Medical Council of India (MCI) regulations require all doctors to prescribe drugs using pharmacological names (like Paracetamol) instead of brand names (like Dolo). The regulation is directed at doctors who get kickbacks from pharmaceutical companies to prescribe their drugs.
Over the last few months, the case of Kishan Chand Jain v Ethics and Medical Registration Board has been listed before the Chief Justice’s bench in the Supreme Court. The petition wants the regulation enforced strictly and coercively: conduct surprise raids, track prescriptions, take disciplinary measures.
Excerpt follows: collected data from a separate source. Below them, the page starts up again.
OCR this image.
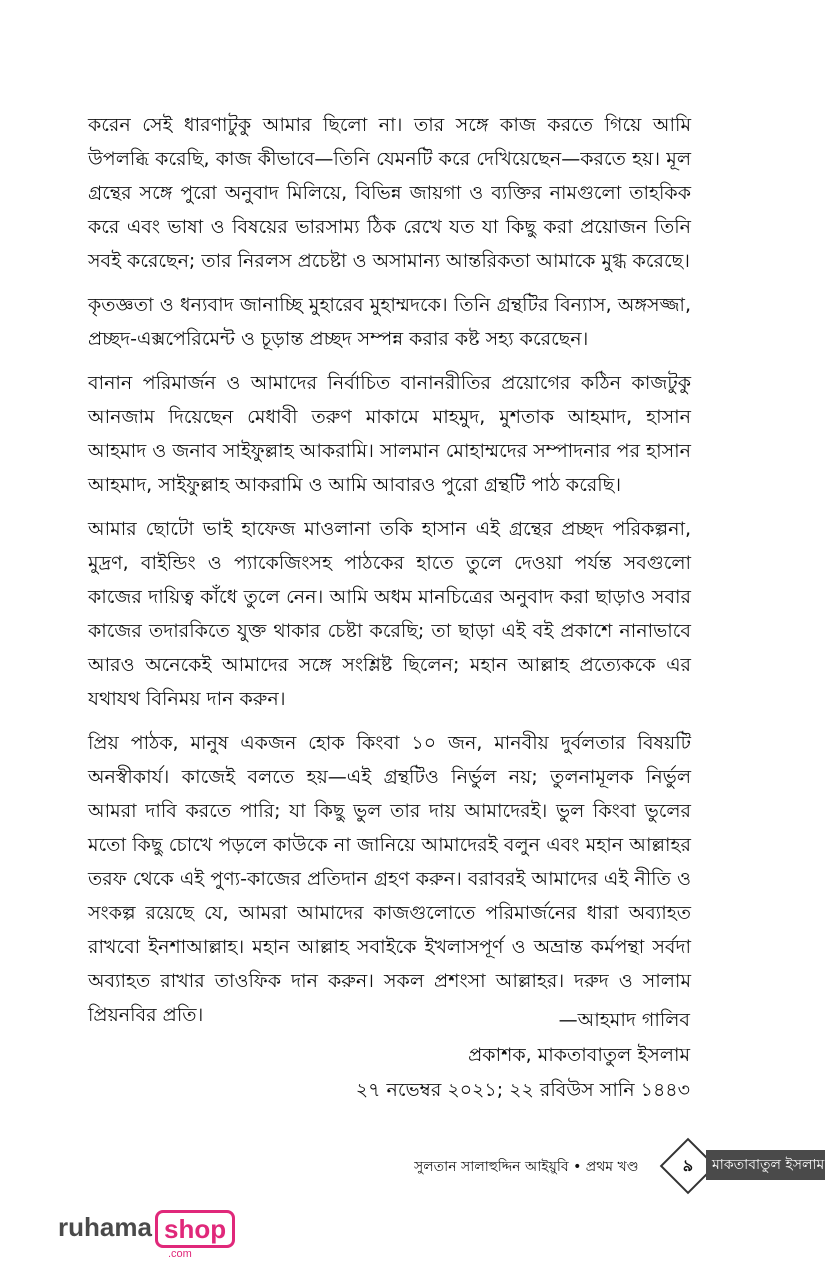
করেন সেই ধারণাটুকু আমার ছিলো না। তার সঙ্গে কাজ করতে গিয়ে আমি উপলব্ধি করেছি, কাজ কীভাবে—তিনি যেমনটি করে দেখিয়েছেন—করতে হয়। মূল গ্রন্থের সঙ্গে পুরো অনুবাদ মিলিয়ে, বিভিন্ন জায়গা ও ব্যক্তির নামগুলো তাহকিক করে এবং ভাষা ও বিষয়ের ভারসাম্য ঠিক রেখে যত যা কিছু করা প্রয়োজন তিনি সবই করেছেন; তার নিরলস প্রচেষ্টা ও অসামান্য আন্তরিকতা আমাকে মুগ্ধ করেছে।

কৃতজ্ঞতা ও ধন্যবাদ জানাচ্ছি মুহারেব মুহাম্মদকে। তিনি গ্রন্থটির বিন্যাস, অঙ্গসজ্জা, প্রচ্ছদ-এক্সপেরিমেন্ট ও চূড়ান্ত প্রচ্ছদ সম্পন্ন করার কষ্ট সহ্য করেছেন।

বানান পরিমার্জন ও আমাদের নির্বাচিত বানানরীতির প্রয়োগের কঠিন কাজটুকু আনজাম দিয়েছেন মেধাবী তরুণ মাকামে মাহমুদ, মুশতাক আহমাদ, হাসান আহমাদ ও জনাব সাইফুল্লাহ আকরামি। সালমান মোহাম্মদের সম্পাদনার পর হাসান আহমাদ, সাইফুল্লাহ আকরামি ও আমি আবারও পুরো গ্রন্থটি পাঠ করেছি।

আমার ছোটো ভাই হাফেজ মাওলানা তকি হাসান এই গ্রন্থের প্রচ্ছদ পরিকল্পনা, মুদ্রণ, বাইন্ডিং ও প্যাকেজিংসহ পাঠকের হাতে তুলে দেওয়া পর্যন্ত সবগুলো কাজের দায়িত্ব কাঁধে তুলে নেন। আমি অধম মানচিত্রের অনুবাদ করা ছাড়াও সবার কাজের তদারকিতে যুক্ত থাকার চেষ্টা করেছি; তা ছাড়া এই বই প্রকাশে নানাভাবে আরও অনেকেই আমাদের সঙ্গে সংশ্লিষ্ট ছিলেন; মহান আল্লাহ প্রত্যেককে এর যথাযথ বিনিময় দান করুন।

প্রিয় পাঠক, মানুষ একজন হোক কিংবা ১০ জন, মানবীয় দুর্বলতার বিষয়টি অনস্বীকার্য। কাজেই বলতে হয়—এই গ্রন্থটিও নির্ভুল নয়; তুলনামূলক নির্ভুল আমরা দাবি করতে পারি; যা কিছু ভুল তার দায় আমাদেরই। ভুল কিংবা ভুলের মতো কিছু চোখে পড়লে কাউকে না জানিয়ে আমাদেরই বলুন এবং মহান আল্লাহর তরফ থেকে এই পুণ্য-কাজের প্রতিদান গ্রহণ করুন। বরাবরই আমাদের এই নীতি ও সংকল্প রয়েছে যে, আমরা আমাদের কাজগুলোতে পরিমার্জনের ধারা অব্যাহত রাখবো ইনশাআল্লাহ। মহান আল্লাহ সবাইকে ইখলাসপূর্ণ ও অভ্রান্ত কর্মপন্থা সর্বদা অব্যাহত রাখার তাওফিক দান করুন। সকল প্রশংসা আল্লাহর। দরুদ ও সালাম প্রিয়নবির প্রতি।	—আহমাদ গালিব
প্রকাশক, মাকতাবাতুল ইসলাম
২৭ নভেম্বর ২০২১; ২২ রবিউস সানি ১৪৪৩
সুলতান সালাহুদ্দিন আইয়ুবি • প্রথম খণ্ড	৯	মাকতাবাতুল ইসলাম
ruhama shop
.com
But this won’t solve the problem. The MCI has already issued circulars warning strict disciplinary action if doctors irrationally prescribe brand names. Before we demand court orders, we must grapple with the structural reasons why the regulation has been ineffective.
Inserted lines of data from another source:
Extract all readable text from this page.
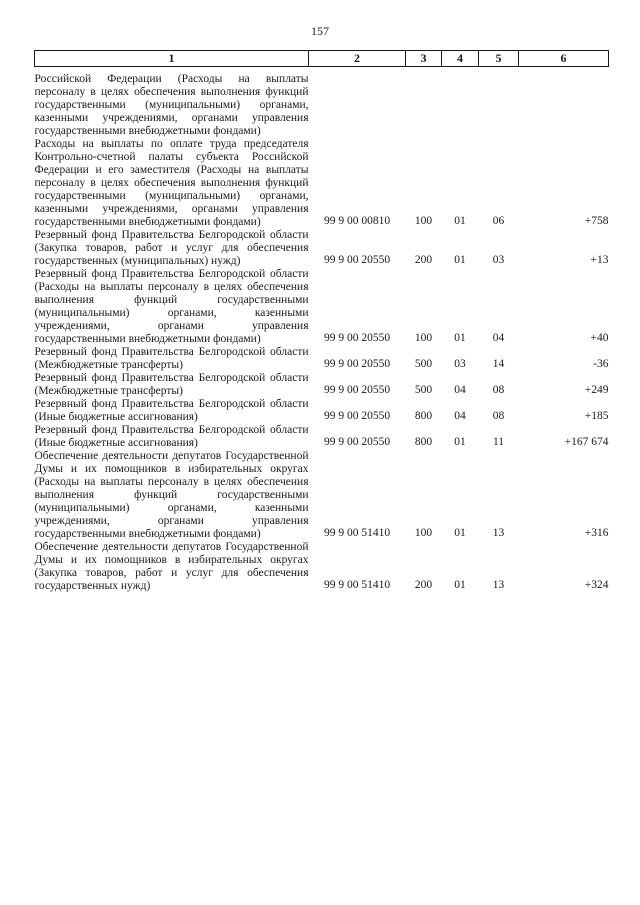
157
1	2	3	4	5	6

Российской Федерации (Расходы на выплаты персоналу в целях обеспечения выполнения функций государственными (муниципальными) органами, казенными учреждениями, органами управления государственными внебюджетными фондами)					
Расходы на выплаты по оплате труда председателя Контрольно-счетной палаты субъекта Российской Федерации и его заместителя (Расходы на выплаты персоналу в целях обеспечения выполнения функций государственными (муниципальными) органами, казенными учреждениями, органами управления государственными внебюджетными фондами)	99 9 00 00810	100	01	06	+758
Резервный фонд Правительства Белгородской области (Закупка товаров, работ и услуг для обеспечения государственных (муниципальных) нужд)	99 9 00 20550	200	01	03	+13
Резервный фонд Правительства Белгородской области (Расходы на выплаты персоналу в целях обеспечения выполнения функций государственными (муниципальными) органами, казенными учреждениями, органами управления государственными внебюджетными фондами)	99 9 00 20550	100	01	04	+40
Резервный фонд Правительства Белгородской области (Межбюджетные трансферты)	99 9 00 20550	500	03	14	-36
Резервный фонд Правительства Белгородской области (Межбюджетные трансферты)	99 9 00 20550	500	04	08	+249
Резервный фонд Правительства Белгородской области (Иные бюджетные ассигнования)	99 9 00 20550	800	04	08	+185
Резервный фонд Правительства Белгородской области (Иные бюджетные ассигнования)	99 9 00 20550	800	01	11	+167 674
Обеспечение деятельности депутатов Государственной Думы и их помощников в избирательных округах (Расходы на выплаты персоналу в целях обеспечения выполнения функций государственными (муниципальными) органами, казенными учреждениями, органами управления государственными внебюджетными фондами)	99 9 00 51410	100	01	13	+316
Обеспечение деятельности депутатов Государственной Думы и их помощников в избирательных округах (Закупка товаров, работ и услуг для обеспечения государственных нужд)	99 9 00 51410	200	01	13	+324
The regulation against prescribing brand names failed because the knowledge and the capacity to enforce it didn’t exist and still does not exist. The monitoring of lakhs of prescriptions and the conduct of raids in tens of thousands of hospitals is a difficult task. There is significant discretion in the hands of frontline officials. The stakes are high – a mistake means punishing an innocent doctor.
Who is to carry out this task? Under Indian law, it is the state medical councils (SMCs) or, if an SMC does not exist, the Ethics and Medical Registration Board (EMRB). SMCs are not capable of implementing the regulation consistently and fairly. Few medical councils have a public complaints procedure or publish their proceedings or penalties issued. And that is if a functioning state medical council exists in your state at all. A study by the Vidhi Centre for Legal Policy has found that state medical council laws have not been implemented in many states.
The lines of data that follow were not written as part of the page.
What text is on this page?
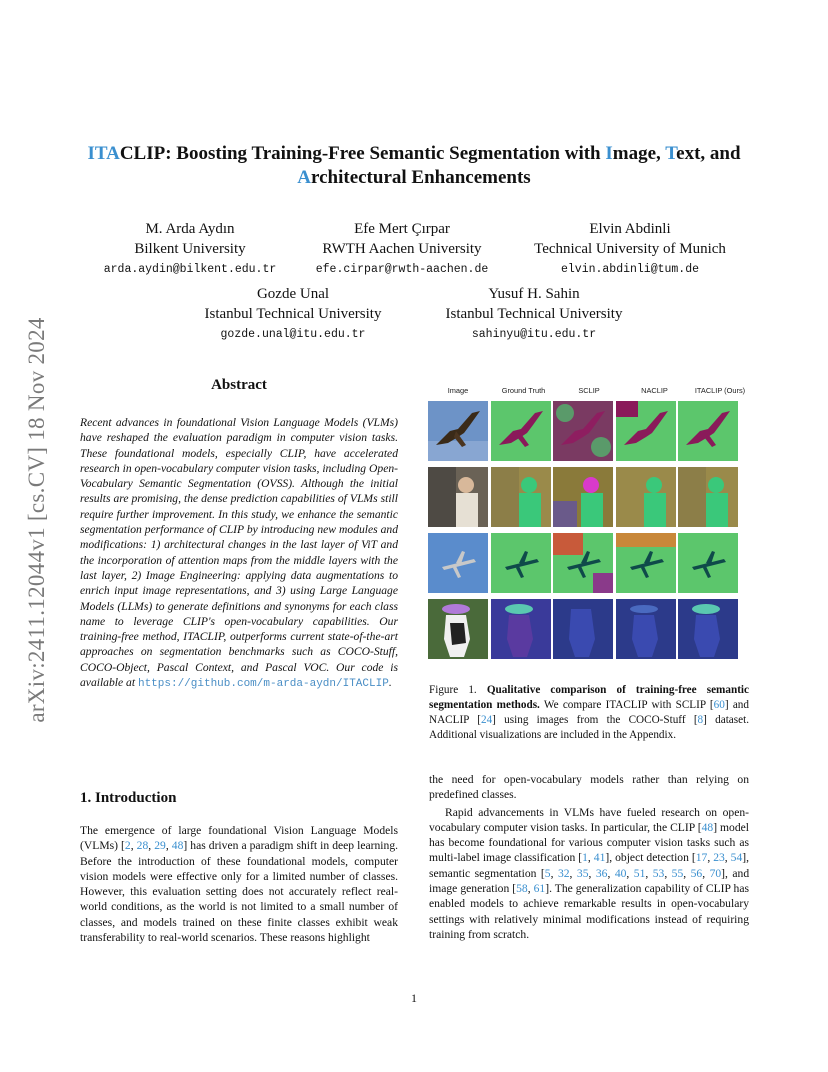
arXiv:2411.12044v1 [cs.CV] 18 Nov 2024
ITACLIP: Boosting Training-Free Semantic Segmentation with Image, Text, and
Architectural Enhancements
M. Arda Aydın
Bilkent University
arda.aydin@bilkent.edu.tr
Efe Mert Çırpar
RWTH Aachen University
efe.cirpar@rwth-aachen.de
Elvin Abdinli
Technical University of Munich
elvin.abdinli@tum.de
Gozde Unal
Istanbul Technical University
gozde.unal@itu.edu.tr
Yusuf H. Sahin
Istanbul Technical University
sahinyu@itu.edu.tr
Abstract
Recent advances in foundational Vision Language Models (VLMs) have reshaped the evaluation paradigm in computer vision tasks. These foundational models, especially CLIP, have accelerated research in open-vocabulary computer vision tasks, including Open-Vocabulary Semantic Segmentation (OVSS). Although the initial results are promising, the dense prediction capabilities of VLMs still require further improvement. In this study, we enhance the semantic segmentation performance of CLIP by introducing new modules and modifications: 1) architectural changes in the last layer of ViT and the incorporation of attention maps from the middle layers with the last layer, 2) Image Engineering: applying data augmentations to enrich input image representations, and 3) using Large Language Models (LLMs) to generate definitions and synonyms for each class name to leverage CLIP's open-vocabulary capabilities. Our training-free method, ITACLIP, outperforms current state-of-the-art approaches on segmentation benchmarks such as COCO-Stuff, COCO-Object, Pascal Context, and Pascal VOC. Our code is available at https://github.com/m-arda-aydn/ITACLIP.
Image	Ground Truth	SCLIP	NACLIP	ITACLIP (Ours)
Figure 1. Qualitative comparison of training-free semantic segmentation methods. We compare ITACLIP with SCLIP [60] and NACLIP [24] using images from the COCO-Stuff [8] dataset. Additional visualizations are included in the Appendix.
1. Introduction
The emergence of large foundational Vision Language Models (VLMs) [2, 28, 29, 48] has driven a paradigm shift in deep learning. Before the introduction of these foundational models, computer vision models were effective only for a limited number of classes. However, this evaluation setting does not accurately reflect real-world conditions, as the world is not limited to a small number of classes, and models trained on these finite classes exhibit weak transferability to real-world scenarios. These reasons highlight
the need for open-vocabulary models rather than relying on predefined classes.
Rapid advancements in VLMs have fueled research on open-vocabulary computer vision tasks. In particular, the CLIP [48] model has become foundational for various computer vision tasks such as multi-label image classification [1, 41], object detection [17, 23, 54], semantic segmentation [5, 32, 35, 36, 40, 51, 53, 55, 56, 70], and image generation [58, 61]. The generalization capability of CLIP has enabled models to achieve remarkable results in open-vocabulary settings with relatively minimal modifications instead of requiring training from scratch.
1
Theoretically, in these cases, the Ethics and Medical Registration Board (EMRB) is supposed to step in. But it has been three years since the National Medical Commission Act 2019 came into force, and the five-member EMRB has three vacant seats, including that of its president. The EMRB, therefore, is not a promising backstop.
Some will argue that a lack of capacity should not prevent the government or the medical councils from making regulations. Perhaps an order from the Supreme Court or a push from the Ministry for more stringent enforcement might have positive effects. This is a common pattern in Indian regulation. Often, there is a sudden push from the ministry or a court to strictly enforce a law or a regulation.
We must be wary of the tendency to authorise enforcement first and build capacity later. There is little reason to welcome enforcement actions by an organisation with low capacity. Some officers will go to hospital after hospital, pharmacy after pharmacy, and evaluate prescriptions en masse. They will be compelled to meet unrealistic targets by making an arbitrary number of enforcement actions. In the haste to show results, and in the absence of procedural safeguards, enforcement has a tendency to become unjust and coercive.
Instead, thoughtful and effective regulation involves a more comprehensive analysis. It involves thinking carefully about the problem, assessing the jurisdiction and powers of the regulator, evaluating the costs and the benefits of the regulation, and drafting it precisely so that it obtains the intended outcome. It involves thinking about technical feasibility and procedural safeguards before authorising a single enforcement action. It means acquiring a more sophisticated regulatory toolkit.
In contrast, MCI Regulations contain vague drafting and moralistic exhortations to doctors. They should be revised top to bottom. Societies may have many preferences about how doctors should act. These preferences should only be regulations if the government has the capacity to enforce them. The alternative is a regulator with wide powers and low capacity — a combination which almost uniformly produces poor results.
There are other ways to promote the use of generic drugs. We can work on making doctors more sensitive to price, and making both patients and doctors more aware of generic alternatives. Union and State governments can improve pharmaceutical regulation, make it easier to trust generic drugs in the market, and regulate the marketing activities of pharmaceutical companies. While these measures are difficult, they are more practical than nation-wide enforcement actions that seek to assess the legality of each prescription.